November 1, 1862, Nashville Dispatch (Tennessee)
The most important feature of yesterday’s proceedings was the trial of Mrs. Buchanan, Miss Winnie Buchanan, James Buchanan, and William Buchanan, “charged with disturbing the peace of one Mistress Doyle, by violent and abusive language and words calculated to provoke a breech of the peace.” M. M. Brien, Esq., appeared for the defence, and the City Attorney conducted the prosecution.

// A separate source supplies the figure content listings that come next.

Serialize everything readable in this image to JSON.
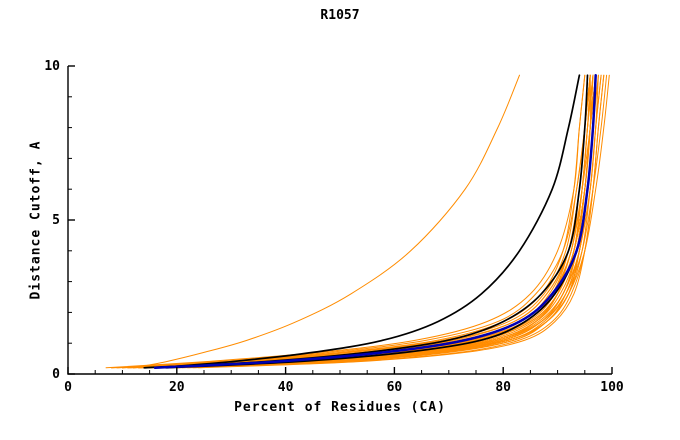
{
  "chart_data": {
    "type": "line",
    "title": "R1057",
    "xlabel": "Percent of Residues (CA)",
    "ylabel": "Distance Cutoff, A",
    "xlim": [
      0,
      100
    ],
    "ylim": [
      0,
      10
    ],
    "x_ticks": [
      0,
      20,
      40,
      60,
      80,
      100
    ],
    "x_minor_step": 5,
    "y_ticks": [
      0,
      5,
      10
    ],
    "y_minor_step": 1,
    "grid": false,
    "legend": "none",
    "colors": {
      "orange": "#ff8c00",
      "black": "#000000",
      "blue": "#0000b3"
    },
    "line_widths": {
      "orange": 1,
      "black": 1.7,
      "blue": 2.5
    },
    "y_grid": [
      0.2,
      0.4,
      0.7,
      1.1,
      1.7,
      2.6,
      4,
      6,
      8,
      9.7
    ],
    "series": [
      {
        "c": "orange",
        "x": [
          10,
          35,
          58,
          74,
          84,
          89,
          92,
          94,
          95,
          95.5
        ]
      },
      {
        "c": "orange",
        "x": [
          14,
          40,
          62,
          78,
          86,
          90,
          93,
          95,
          96,
          96
        ]
      },
      {
        "c": "orange",
        "x": [
          8,
          30,
          52,
          70,
          82,
          88,
          92,
          94,
          95,
          96
        ]
      },
      {
        "c": "orange",
        "x": [
          18,
          45,
          66,
          80,
          87,
          91,
          93.5,
          95,
          96,
          97
        ]
      },
      {
        "c": "orange",
        "x": [
          12,
          38,
          60,
          76,
          85,
          90,
          93,
          95,
          96,
          97
        ]
      },
      {
        "c": "orange",
        "x": [
          20,
          48,
          68,
          81,
          88,
          92,
          94,
          96,
          97,
          97.5
        ]
      },
      {
        "c": "orange",
        "x": [
          9,
          28,
          50,
          68,
          80,
          87,
          91,
          93,
          94,
          95
        ]
      },
      {
        "c": "orange",
        "x": [
          16,
          42,
          64,
          79,
          86,
          90,
          93,
          94.5,
          95.5,
          96
        ]
      },
      {
        "c": "orange",
        "x": [
          22,
          50,
          70,
          82,
          88,
          92,
          94.5,
          96,
          97,
          98
        ]
      },
      {
        "c": "orange",
        "x": [
          11,
          33,
          56,
          73,
          83,
          89,
          92.5,
          94,
          95,
          96
        ]
      },
      {
        "c": "orange",
        "x": [
          13,
          36,
          59,
          75,
          84,
          89.5,
          93,
          95,
          96,
          96.5
        ]
      },
      {
        "c": "orange",
        "x": [
          17,
          44,
          65,
          80,
          87,
          91,
          94,
          95.5,
          96.5,
          97
        ]
      },
      {
        "c": "orange",
        "x": [
          7,
          25,
          46,
          64,
          77,
          85,
          90,
          93,
          94,
          95
        ]
      },
      {
        "c": "orange",
        "x": [
          15,
          41,
          63,
          78,
          86,
          90.5,
          93.5,
          95,
          96,
          97
        ]
      },
      {
        "c": "orange",
        "x": [
          19,
          46,
          67,
          81,
          87.5,
          91.5,
          94,
          96,
          97,
          98
        ]
      },
      {
        "c": "orange",
        "x": [
          10,
          32,
          55,
          72,
          83,
          88.5,
          92,
          94,
          95,
          95.5
        ]
      },
      {
        "c": "orange",
        "x": [
          23,
          52,
          72,
          83,
          89,
          92.5,
          95,
          96.5,
          97.5,
          98.5
        ]
      },
      {
        "c": "orange",
        "x": [
          12,
          37,
          60,
          76,
          85,
          90,
          93,
          94.5,
          95.5,
          96
        ]
      },
      {
        "c": "orange",
        "x": [
          14,
          39,
          61,
          77,
          85.5,
          90,
          93,
          95,
          96,
          97
        ]
      },
      {
        "c": "orange",
        "x": [
          8,
          27,
          48,
          66,
          79,
          86,
          91,
          93.5,
          95,
          96
        ]
      },
      {
        "c": "orange",
        "x": [
          16,
          43,
          64,
          79,
          86.5,
          91,
          93.5,
          95,
          96,
          96.5
        ]
      },
      {
        "c": "orange",
        "x": [
          21,
          49,
          69,
          82,
          88,
          92,
          94,
          95.5,
          96.5,
          97
        ]
      },
      {
        "c": "orange",
        "x": [
          11,
          34,
          57,
          74,
          84,
          89,
          92.5,
          94.5,
          95.5,
          96.5
        ]
      },
      {
        "c": "orange",
        "x": [
          13,
          38,
          60,
          76,
          85,
          90,
          93,
          95,
          96,
          97
        ]
      },
      {
        "c": "orange",
        "x": [
          18,
          45,
          66,
          80,
          87,
          91,
          94,
          95.5,
          96.5,
          97.5
        ]
      },
      {
        "c": "orange",
        "x": [
          9,
          29,
          51,
          69,
          81,
          87.5,
          91.5,
          93.5,
          95,
          96
        ]
      },
      {
        "c": "orange",
        "x": [
          15,
          40,
          62,
          78,
          86,
          90,
          93,
          94.5,
          95.5,
          96.5
        ]
      },
      {
        "c": "orange",
        "x": [
          24,
          53,
          73,
          84,
          89.5,
          93,
          95,
          96.5,
          97.5,
          98.5
        ]
      },
      {
        "c": "orange",
        "x": [
          12,
          18,
          25,
          33,
          42,
          52,
          63,
          73,
          79,
          83
        ]
      },
      {
        "c": "orange",
        "x": [
          10,
          31,
          54,
          71,
          82,
          88,
          92,
          94,
          95,
          96
        ]
      },
      {
        "c": "orange",
        "x": [
          20,
          47,
          68,
          81,
          88,
          91.5,
          94,
          95.5,
          96.5,
          97
        ]
      },
      {
        "c": "orange",
        "x": [
          13,
          36,
          58,
          75,
          84.5,
          89.5,
          92.5,
          94.5,
          96,
          97
        ]
      },
      {
        "c": "orange",
        "x": [
          17,
          44,
          66,
          81,
          88,
          92,
          95,
          97,
          98.5,
          99.5
        ]
      },
      {
        "c": "orange",
        "x": [
          14,
          40,
          63,
          79,
          87,
          91.5,
          94.5,
          96.5,
          98,
          99
        ]
      },
      {
        "c": "black",
        "x": [
          16,
          30,
          45,
          58,
          68,
          76,
          83,
          89,
          92,
          94
        ]
      },
      {
        "c": "black",
        "x": [
          14,
          36,
          55,
          70,
          80,
          87,
          92,
          94,
          95,
          95.5
        ]
      },
      {
        "c": "black",
        "x": [
          18,
          42,
          62,
          76,
          84,
          89.5,
          93.5,
          95.5,
          96.5,
          97
        ]
      },
      {
        "c": "blue",
        "x": [
          16,
          38,
          58,
          73,
          83,
          89,
          93.5,
          95.5,
          96.5,
          97
        ]
      }
    ]
  }
}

The first witness called was Mrs. Nicholas Doyle, who said she lived opposite the barracks on College Hill, and testified that on Sunday evening, about three weeks ago, the above-named defendants hurrahed for Jeff. Davis, and said that Col. Morgan was to be made Governor of Kentucky—that she (the witness) was to be tarred and feathered and ridden on a rail—that witness replied she would not be tarred and feathered so long as Governor Johnson was here—that they replied that “Governor Johnson was played out,” and that one of them was to kill Governor Johnson—that Mrs. and Miss Buchanan called her a d——d Union woman—that one of the boys waved a rebel flag in presence of all the defendants, etc., etc.
Mr. Nicholas Doyle being called, testified in substance the same as his wife, and in addition that they had called him a d——d Union pup, and his wife a d——d Union slut, threw rotten apples at them, and threatened violence toward them, unless they would leave the place, because of their Union sentiments.

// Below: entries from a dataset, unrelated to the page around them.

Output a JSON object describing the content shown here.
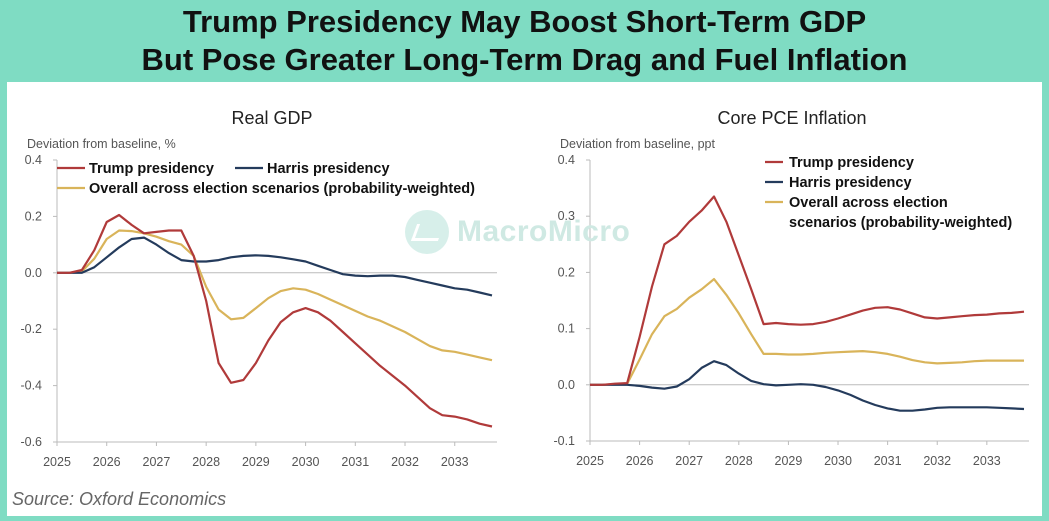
{
  "title_line1": "Trump Presidency May Boost Short-Term GDP",
  "title_line2": "But Pose Greater Long-Term Drag and Fuel Inflation",
  "source": "Source: Oxford Economics",
  "watermark": "MacroMicro",
  "colors": {
    "trump": "#b03a3a",
    "harris": "#243b5c",
    "overall": "#d9b45a",
    "axis": "#bbbbbb",
    "text": "#555555"
  },
  "chart_data": [
    {
      "type": "line",
      "title": "Real GDP",
      "ylabel": "Deviation from baseline, %",
      "ylim": [
        -0.6,
        0.4
      ],
      "yticks": [
        0.4,
        0.2,
        0.0,
        -0.2,
        -0.4,
        -0.6
      ],
      "ytick_labels": [
        "0.4",
        "0.2",
        "0.0",
        "-0.2",
        "-0.4",
        "-0.6"
      ],
      "xlim": [
        2025,
        2033.85
      ],
      "xticks": [
        "2025",
        "2026",
        "2027",
        "2028",
        "2029",
        "2030",
        "2031",
        "2032",
        "2033"
      ],
      "legend_position": "top-left",
      "series": [
        {
          "name": "Trump presidency",
          "color": "#b03a3a",
          "x": [
            2025,
            2025.25,
            2025.5,
            2025.75,
            2026,
            2026.25,
            2026.5,
            2026.75,
            2027,
            2027.25,
            2027.5,
            2027.75,
            2028,
            2028.25,
            2028.5,
            2028.75,
            2029,
            2029.25,
            2029.5,
            2029.75,
            2030,
            2030.25,
            2030.5,
            2030.75,
            2031,
            2031.25,
            2031.5,
            2031.75,
            2032,
            2032.25,
            2032.5,
            2032.75,
            2033,
            2033.25,
            2033.5,
            2033.75
          ],
          "y": [
            0,
            0,
            0.01,
            0.08,
            0.18,
            0.205,
            0.17,
            0.14,
            0.145,
            0.15,
            0.15,
            0.06,
            -0.1,
            -0.32,
            -0.39,
            -0.38,
            -0.32,
            -0.24,
            -0.175,
            -0.14,
            -0.125,
            -0.14,
            -0.17,
            -0.21,
            -0.25,
            -0.29,
            -0.33,
            -0.365,
            -0.4,
            -0.44,
            -0.48,
            -0.505,
            -0.51,
            -0.52,
            -0.535,
            -0.545
          ]
        },
        {
          "name": "Harris presidency",
          "color": "#243b5c",
          "x": [
            2025,
            2025.25,
            2025.5,
            2025.75,
            2026,
            2026.25,
            2026.5,
            2026.75,
            2027,
            2027.25,
            2027.5,
            2027.75,
            2028,
            2028.25,
            2028.5,
            2028.75,
            2029,
            2029.25,
            2029.5,
            2029.75,
            2030,
            2030.25,
            2030.5,
            2030.75,
            2031,
            2031.25,
            2031.5,
            2031.75,
            2032,
            2032.25,
            2032.5,
            2032.75,
            2033,
            2033.25,
            2033.5,
            2033.75
          ],
          "y": [
            0,
            0,
            0,
            0.02,
            0.055,
            0.09,
            0.12,
            0.125,
            0.1,
            0.07,
            0.045,
            0.04,
            0.04,
            0.045,
            0.055,
            0.06,
            0.062,
            0.06,
            0.055,
            0.048,
            0.04,
            0.025,
            0.01,
            -0.005,
            -0.01,
            -0.012,
            -0.01,
            -0.01,
            -0.015,
            -0.025,
            -0.035,
            -0.045,
            -0.055,
            -0.06,
            -0.07,
            -0.08
          ]
        },
        {
          "name": "Overall across election scenarios (probability-weighted)",
          "color": "#d9b45a",
          "x": [
            2025,
            2025.25,
            2025.5,
            2025.75,
            2026,
            2026.25,
            2026.5,
            2026.75,
            2027,
            2027.25,
            2027.5,
            2027.75,
            2028,
            2028.25,
            2028.5,
            2028.75,
            2029,
            2029.25,
            2029.5,
            2029.75,
            2030,
            2030.25,
            2030.5,
            2030.75,
            2031,
            2031.25,
            2031.5,
            2031.75,
            2032,
            2032.25,
            2032.5,
            2032.75,
            2033,
            2033.25,
            2033.5,
            2033.75
          ],
          "y": [
            0,
            0,
            0.005,
            0.05,
            0.12,
            0.15,
            0.148,
            0.14,
            0.128,
            0.112,
            0.1,
            0.06,
            -0.05,
            -0.13,
            -0.165,
            -0.16,
            -0.125,
            -0.09,
            -0.065,
            -0.055,
            -0.06,
            -0.075,
            -0.095,
            -0.115,
            -0.135,
            -0.155,
            -0.17,
            -0.19,
            -0.21,
            -0.235,
            -0.26,
            -0.275,
            -0.28,
            -0.29,
            -0.3,
            -0.31
          ]
        }
      ]
    },
    {
      "type": "line",
      "title": "Core PCE Inflation",
      "ylabel": "Deviation from baseline, ppt",
      "ylim": [
        -0.1,
        0.4
      ],
      "yticks": [
        0.4,
        0.3,
        0.2,
        0.1,
        0.0,
        -0.1
      ],
      "ytick_labels": [
        "0.4",
        "0.3",
        "0.2",
        "0.1",
        "0.0",
        "-0.1"
      ],
      "xlim": [
        2025,
        2033.85
      ],
      "xticks": [
        "2025",
        "2026",
        "2027",
        "2028",
        "2029",
        "2030",
        "2031",
        "2032",
        "2033"
      ],
      "legend_position": "top-right",
      "series": [
        {
          "name": "Trump presidency",
          "color": "#b03a3a",
          "x": [
            2025,
            2025.25,
            2025.5,
            2025.75,
            2026,
            2026.25,
            2026.5,
            2026.75,
            2027,
            2027.25,
            2027.5,
            2027.75,
            2028,
            2028.25,
            2028.5,
            2028.75,
            2029,
            2029.25,
            2029.5,
            2029.75,
            2030,
            2030.25,
            2030.5,
            2030.75,
            2031,
            2031.25,
            2031.5,
            2031.75,
            2032,
            2032.25,
            2032.5,
            2032.75,
            2033,
            2033.25,
            2033.5,
            2033.75
          ],
          "y": [
            0,
            0,
            0.002,
            0.003,
            0.085,
            0.175,
            0.25,
            0.265,
            0.29,
            0.31,
            0.335,
            0.29,
            0.23,
            0.17,
            0.108,
            0.11,
            0.108,
            0.107,
            0.108,
            0.112,
            0.118,
            0.125,
            0.132,
            0.137,
            0.138,
            0.134,
            0.127,
            0.12,
            0.118,
            0.12,
            0.122,
            0.124,
            0.125,
            0.127,
            0.128,
            0.13
          ]
        },
        {
          "name": "Harris presidency",
          "color": "#243b5c",
          "x": [
            2025,
            2025.25,
            2025.5,
            2025.75,
            2026,
            2026.25,
            2026.5,
            2026.75,
            2027,
            2027.25,
            2027.5,
            2027.75,
            2028,
            2028.25,
            2028.5,
            2028.75,
            2029,
            2029.25,
            2029.5,
            2029.75,
            2030,
            2030.25,
            2030.5,
            2030.75,
            2031,
            2031.25,
            2031.5,
            2031.75,
            2032,
            2032.25,
            2032.5,
            2032.75,
            2033,
            2033.25,
            2033.5,
            2033.75
          ],
          "y": [
            0,
            0,
            0,
            0,
            -0.002,
            -0.005,
            -0.007,
            -0.003,
            0.01,
            0.03,
            0.042,
            0.035,
            0.02,
            0.007,
            0.001,
            -0.001,
            0,
            0.001,
            0,
            -0.004,
            -0.01,
            -0.018,
            -0.028,
            -0.036,
            -0.042,
            -0.046,
            -0.046,
            -0.044,
            -0.041,
            -0.04,
            -0.04,
            -0.04,
            -0.04,
            -0.041,
            -0.042,
            -0.043
          ]
        },
        {
          "name": "Overall across election scenarios (probability-weighted)",
          "color": "#d9b45a",
          "x": [
            2025,
            2025.25,
            2025.5,
            2025.75,
            2026,
            2026.25,
            2026.5,
            2026.75,
            2027,
            2027.25,
            2027.5,
            2027.75,
            2028,
            2028.25,
            2028.5,
            2028.75,
            2029,
            2029.25,
            2029.5,
            2029.75,
            2030,
            2030.25,
            2030.5,
            2030.75,
            2031,
            2031.25,
            2031.5,
            2031.75,
            2032,
            2032.25,
            2032.5,
            2032.75,
            2033,
            2033.25,
            2033.5,
            2033.75
          ],
          "y": [
            0,
            0,
            0.001,
            0.002,
            0.045,
            0.09,
            0.122,
            0.135,
            0.155,
            0.17,
            0.188,
            0.16,
            0.127,
            0.09,
            0.055,
            0.055,
            0.054,
            0.054,
            0.055,
            0.057,
            0.058,
            0.059,
            0.06,
            0.058,
            0.055,
            0.05,
            0.044,
            0.04,
            0.038,
            0.039,
            0.04,
            0.042,
            0.043,
            0.043,
            0.043,
            0.043
          ]
        }
      ]
    }
  ]
}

Several witnesses were examined for the defence, who testified that the defendants had removed from their residence near Doyle’s three weeks ago on Tuesday; that witness (William Gallimore) was raised in the family, and had never seen a flag of any description in the house, or in the hands of Mrs. or Miss Buchanan; never heard Mrs. or Miss Buchanan swear or use language such as that imputed to them by witnesses for the prosecution; never saw apples thrown by any one at the house of Doyle.

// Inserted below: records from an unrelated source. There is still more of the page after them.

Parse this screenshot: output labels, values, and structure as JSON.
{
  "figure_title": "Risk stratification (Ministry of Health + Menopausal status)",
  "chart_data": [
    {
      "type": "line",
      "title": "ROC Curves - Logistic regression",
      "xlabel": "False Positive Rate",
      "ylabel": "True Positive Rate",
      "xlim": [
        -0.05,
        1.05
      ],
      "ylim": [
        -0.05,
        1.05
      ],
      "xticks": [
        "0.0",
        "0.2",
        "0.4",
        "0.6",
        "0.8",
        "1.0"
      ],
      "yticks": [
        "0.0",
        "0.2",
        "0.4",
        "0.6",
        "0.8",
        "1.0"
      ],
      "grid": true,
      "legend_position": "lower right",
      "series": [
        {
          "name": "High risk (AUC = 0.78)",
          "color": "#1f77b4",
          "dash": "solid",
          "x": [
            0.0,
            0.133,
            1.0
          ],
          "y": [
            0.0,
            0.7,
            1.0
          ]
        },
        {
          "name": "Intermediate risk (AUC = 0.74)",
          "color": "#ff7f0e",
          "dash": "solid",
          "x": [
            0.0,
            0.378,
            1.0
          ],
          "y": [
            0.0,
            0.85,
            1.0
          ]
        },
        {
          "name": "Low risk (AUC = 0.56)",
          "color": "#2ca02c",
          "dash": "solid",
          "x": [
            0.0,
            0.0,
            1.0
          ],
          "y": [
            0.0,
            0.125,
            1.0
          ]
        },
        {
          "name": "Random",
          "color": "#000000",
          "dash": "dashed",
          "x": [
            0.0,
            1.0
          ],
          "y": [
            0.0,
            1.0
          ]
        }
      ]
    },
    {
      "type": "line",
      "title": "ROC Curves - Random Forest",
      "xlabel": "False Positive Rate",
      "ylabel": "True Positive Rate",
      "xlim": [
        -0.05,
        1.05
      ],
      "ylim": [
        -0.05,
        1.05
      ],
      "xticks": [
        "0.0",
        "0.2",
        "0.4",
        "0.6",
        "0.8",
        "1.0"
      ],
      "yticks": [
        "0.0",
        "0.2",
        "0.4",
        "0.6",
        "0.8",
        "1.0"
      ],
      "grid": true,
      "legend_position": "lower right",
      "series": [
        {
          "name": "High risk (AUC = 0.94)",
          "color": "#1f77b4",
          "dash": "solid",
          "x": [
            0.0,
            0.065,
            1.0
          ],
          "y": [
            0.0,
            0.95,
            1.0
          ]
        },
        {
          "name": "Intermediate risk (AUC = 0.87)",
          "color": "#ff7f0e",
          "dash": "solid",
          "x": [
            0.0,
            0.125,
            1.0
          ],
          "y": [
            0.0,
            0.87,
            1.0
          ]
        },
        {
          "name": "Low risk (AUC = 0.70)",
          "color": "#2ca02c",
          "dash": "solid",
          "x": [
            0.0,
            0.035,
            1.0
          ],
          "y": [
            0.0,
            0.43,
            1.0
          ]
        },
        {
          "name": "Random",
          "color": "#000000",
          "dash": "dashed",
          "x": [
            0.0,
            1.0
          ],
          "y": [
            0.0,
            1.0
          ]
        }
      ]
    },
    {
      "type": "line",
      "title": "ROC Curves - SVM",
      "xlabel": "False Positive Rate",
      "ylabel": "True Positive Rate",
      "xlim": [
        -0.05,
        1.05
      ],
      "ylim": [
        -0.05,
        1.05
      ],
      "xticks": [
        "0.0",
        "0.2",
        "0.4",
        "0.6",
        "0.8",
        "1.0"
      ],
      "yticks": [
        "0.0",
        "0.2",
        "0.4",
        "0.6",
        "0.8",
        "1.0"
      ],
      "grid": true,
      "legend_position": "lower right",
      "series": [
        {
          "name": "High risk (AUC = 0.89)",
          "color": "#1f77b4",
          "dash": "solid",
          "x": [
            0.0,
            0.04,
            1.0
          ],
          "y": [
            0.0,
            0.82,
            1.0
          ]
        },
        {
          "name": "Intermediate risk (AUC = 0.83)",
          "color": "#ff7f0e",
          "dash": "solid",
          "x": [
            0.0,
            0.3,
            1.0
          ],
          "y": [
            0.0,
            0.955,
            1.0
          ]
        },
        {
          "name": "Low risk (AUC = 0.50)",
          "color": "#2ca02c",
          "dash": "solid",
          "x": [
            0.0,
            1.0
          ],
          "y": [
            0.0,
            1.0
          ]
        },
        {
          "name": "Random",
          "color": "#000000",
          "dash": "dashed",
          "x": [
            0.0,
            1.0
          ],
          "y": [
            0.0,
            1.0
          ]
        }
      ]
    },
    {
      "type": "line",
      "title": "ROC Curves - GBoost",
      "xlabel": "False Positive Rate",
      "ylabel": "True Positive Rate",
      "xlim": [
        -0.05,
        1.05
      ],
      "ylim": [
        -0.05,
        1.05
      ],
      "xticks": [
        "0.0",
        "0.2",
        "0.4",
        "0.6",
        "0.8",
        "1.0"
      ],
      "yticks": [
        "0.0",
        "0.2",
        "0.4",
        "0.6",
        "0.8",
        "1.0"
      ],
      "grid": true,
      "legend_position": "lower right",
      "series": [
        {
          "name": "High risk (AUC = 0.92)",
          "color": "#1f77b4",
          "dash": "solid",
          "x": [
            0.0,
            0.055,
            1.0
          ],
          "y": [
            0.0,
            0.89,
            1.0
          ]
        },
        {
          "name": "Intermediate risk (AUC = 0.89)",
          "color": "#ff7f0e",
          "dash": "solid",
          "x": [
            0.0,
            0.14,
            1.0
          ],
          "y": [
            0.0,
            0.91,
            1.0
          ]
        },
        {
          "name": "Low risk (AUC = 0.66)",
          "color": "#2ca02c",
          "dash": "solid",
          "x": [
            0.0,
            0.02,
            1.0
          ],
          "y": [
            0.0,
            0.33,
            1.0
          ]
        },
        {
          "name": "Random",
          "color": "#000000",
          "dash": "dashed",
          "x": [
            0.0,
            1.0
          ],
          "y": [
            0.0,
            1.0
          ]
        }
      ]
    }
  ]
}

Lieutenant Buchanan, an officer in the Federal army, testified that he had made the acquaintance of Mrs. Buchanan and family some two months ago, and had visited them frequently, spending an hour or more at each visit. Gave them an excellent character; believes them to be all Union people; can tell a Union lady when he meets her in the street; they appear more sociable and agreeable than secesh ladies.
Mr. Brien asked permission to examine Miss Winnie Buchanan. Mr. Smith objected. Recorder overruled the objection.
Miss Winnie testified that she had never heard her mother use such language as that imputed to her; denied the expressions imputed to others in her presence, and denied that a rebel flag was ever seen in her hands, or waved by any of the persons named, in her presence.
Marshals Chumley, Wilkinson, and Steele, were examined, and testified that they had known the defendants many years, and had always considered them quiet and orderly people—unusually so.
Mr. Smith submitted the case without argument.
Mr. Brien insisted that the witnesses for the prosecution could not be believed on account of their contradictions—that they were evidently angry with defendants, and desired to persecute them. After some further remarks, he submitted the case to the judgment of the Recorder, who discharged all the defendants.